Search code examples
node.jsaws-sdkaws-step-functions

Update (skip) wait duration on AWS Step Function


I have a Step Function set up that has a 'wait' state (eg, 999999 seconds). Once the wait is over, the Step Function invokes a Lambda. Sometimes, I will want to interrupt the wait time and trigger the Lambda immediately. Is this possible?

I thought I could do it by using the aws-sdk with the Step Functions API to manually skip the wait; but I've been experimenting with no success.

I tried the API's Start Execution method, but it is only for starting the entire Step Function (https://docs.aws.amazon.com/step-functions/latest/apireference/API_StartExecution.html) I can't find anything for manipulating individual steps.

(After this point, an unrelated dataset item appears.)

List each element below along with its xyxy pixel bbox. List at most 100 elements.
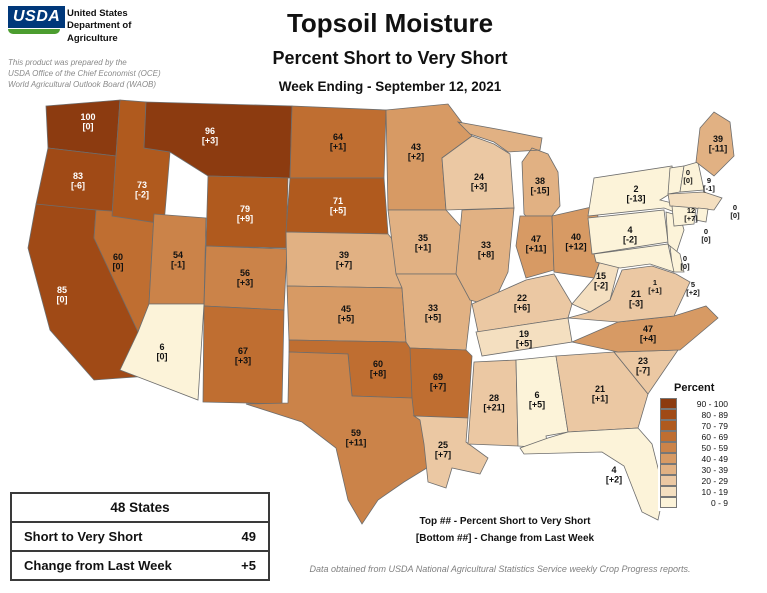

I can use GetExecutionHistory to return an event object that describes the Wait step, eg:

{
    timestamp: 2022-10-17T08:38:27.849Z,
    type: 'WaitStateEntered',
    id: 2,
    previousEventId: 0,
    stateEnteredEventDetails: {
      name: 'Wait',
      input: '{\n    "Comment": "Insert your JSON here"\n}',
      inputDetails: {truncated: false}
    }
  },

But there doesn't seem to be a way to manipulate this event to move to the next step.


Solution

  • I've spoken to AWS tech support who have confirmed that there is nothing in the aws-sdk or the aws-cdk that provides for the update of an existing state (eg, a 'wait' state) while it is running. There are some workarounds:

    1. AWS tech support suggest Iterating a loop using a Lambda. This basically loops over a Choice>Wait>Lambda>(repeat) where the Lambda returns an output that tells the Choice whether to continue with the loop or else direct the Execution to another state. The advantage of this is that we don't need to cancel the Execution and we maintain a simpler record of activities. The disadvantage is that we are regularly invoking a Lambda.
    2. As per @Guy's suggestion, we could split the Step Function into two separate Step Functions. This means we could cancel the initial Step Function and then trigger the latter Step Function manually.

    We can cancel the execution of a Step Function with stopExecution. For example, using the aws-sdk:

    import { config, Credentials, StepFunctions } from "aws-sdk"; // package.json:   "aws-sdk": "^2.1232.0",
    
    config.update({ region: "eu-west-2" });
    const stepFunctions = new StepFunctions();
    
    const stoppedExecution = await stepFunctions
     .stopExecution({
       executionArn: "...",
       cause: "...",
       error: "...",
      })
     .promise();
    

    We can then trigger a new Step Function with startExecution

    1. Step Functions also allow us to Wait for a callback with the Task Token. Basically, the Execution step state will send a task token (eg, to a Lambda), then wait to be returned the Task Token. Once received the Execution will proceed to the next step.

    There are two ways I can think of proceeding from above item 3.:

    a. Configure a Heartbeat Timeout for a Waiting Task. If the Heartbeat Timeout ends without a response token being received, the task fails with a States.Timeout error name. We can (I assume) handle the error in the Task rule to trigger the next step anyway. So the default behaviour is now to trigger the next step after a duration elapses, and then we also have the facility to skip the wait duration by sending the Task Token back to the Execution.

    b. Use another Service to perform the wait function and return the Task Token after the wait duration has elapsed.